Binswanger's defense of capitalism ignores absence of equal opportunity
I was very much disturbed by Harry Binswanger's defense of capitalism as I read the interview article (I did not see him speak) in Friday's Tech ["Binswanger discusses the moral basis of capitalism," March 16]. As stated in the article's summary of Binswanger's talk, he defends capitalism by saying, "Preventing a man from keeping the values that he has achieved is immoral. The only system which upholds these rights, property rights, is capitalism."
It would seem to me that Binswanger has much at stake in defending capitalism. I am sure that as a graduate of MIT and the holder of a PhD degree, he has prospered greatly in our capitalistic society. But what is at stake for him is not so much financial, as it is psychological. I am sure that what Binswanger values more highly than his financial gains is the fact that he has worked hard and has earned what he has. (Is this not precious to everyone?) And apparently he owes this opportunity to capitalism, which is probably true.
However, in order to feel that one has truly earned something and to justify it morally, one must believe that everyone has the same opportunity. Thus, Binswanger extols the "virtues" of capitalism.
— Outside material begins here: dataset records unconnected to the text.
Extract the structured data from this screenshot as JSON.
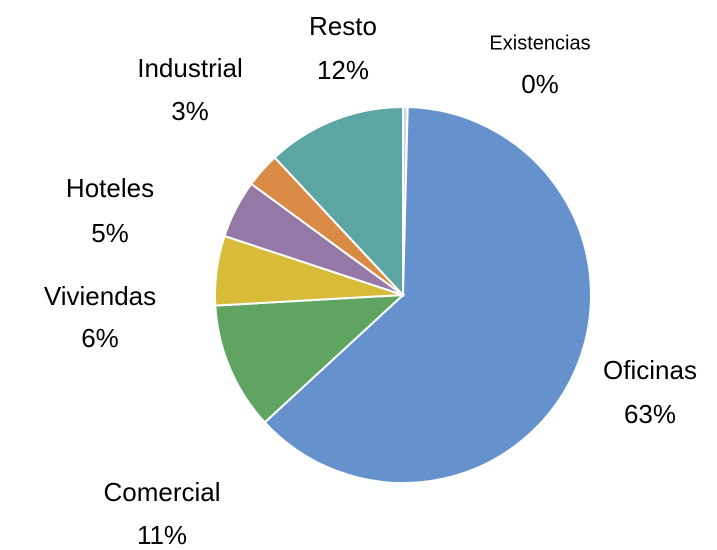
{
  "chart_data": {
    "type": "pie",
    "categories": [
      "Existencias",
      "Oficinas",
      "Comercial",
      "Viviendas",
      "Hoteles",
      "Industrial",
      "Resto"
    ],
    "values": [
      0.4,
      63,
      11,
      6,
      5,
      3,
      12
    ],
    "value_labels": [
      "0%",
      "63%",
      "11%",
      "6%",
      "5%",
      "3%",
      "12%"
    ],
    "colors": [
      "#c9d9ea",
      "#6592cd",
      "#5fa561",
      "#d9bb3a",
      "#9479a7",
      "#d98b45",
      "#5ba6a3"
    ]
  }
}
I hate to rain on your parade, Mr. Binswanger, but equal opportunity to prosper does not exist in this country. You are not black, and you are not a woman, and you are not poor. How easy it must be for you to see an example of a successful black or of a successful woman, and declare that there is equal opportunity when there is so much at stake for you, psychologically, in believing that you have fairly earned what prosperity you have. How easy for you to say, "As an individualist, I say race, gender, and all other such group affiliations are irrelevant." It seems to me that objectivism does not eliminate subjectivity, it just hides the fact that it is there.
And these inequalities in opportunity, Mr. Binswanger, are the result of too much capitalism. You are right, capitalism does protect the rights and well-being of those who are successful. But capitalism pays no mind to the fairness of distribution of opportunity -- that is why we balance it with some socialism. In my mind, we could use a little more socialism to effect some equality in opportunity.
Unfortunately, there are many people besides Binswanger who have a great deal psychologically invested in capitalism. Not the least of whom are wealthy stockholders, corporate executives (have you seen Roger and Me?) and other economic leaders, and the majority of our government representatives -- basically the people who wield almost all of the power in this country. Is it any wonder why the rich are getting richer and the poor are getting poorer?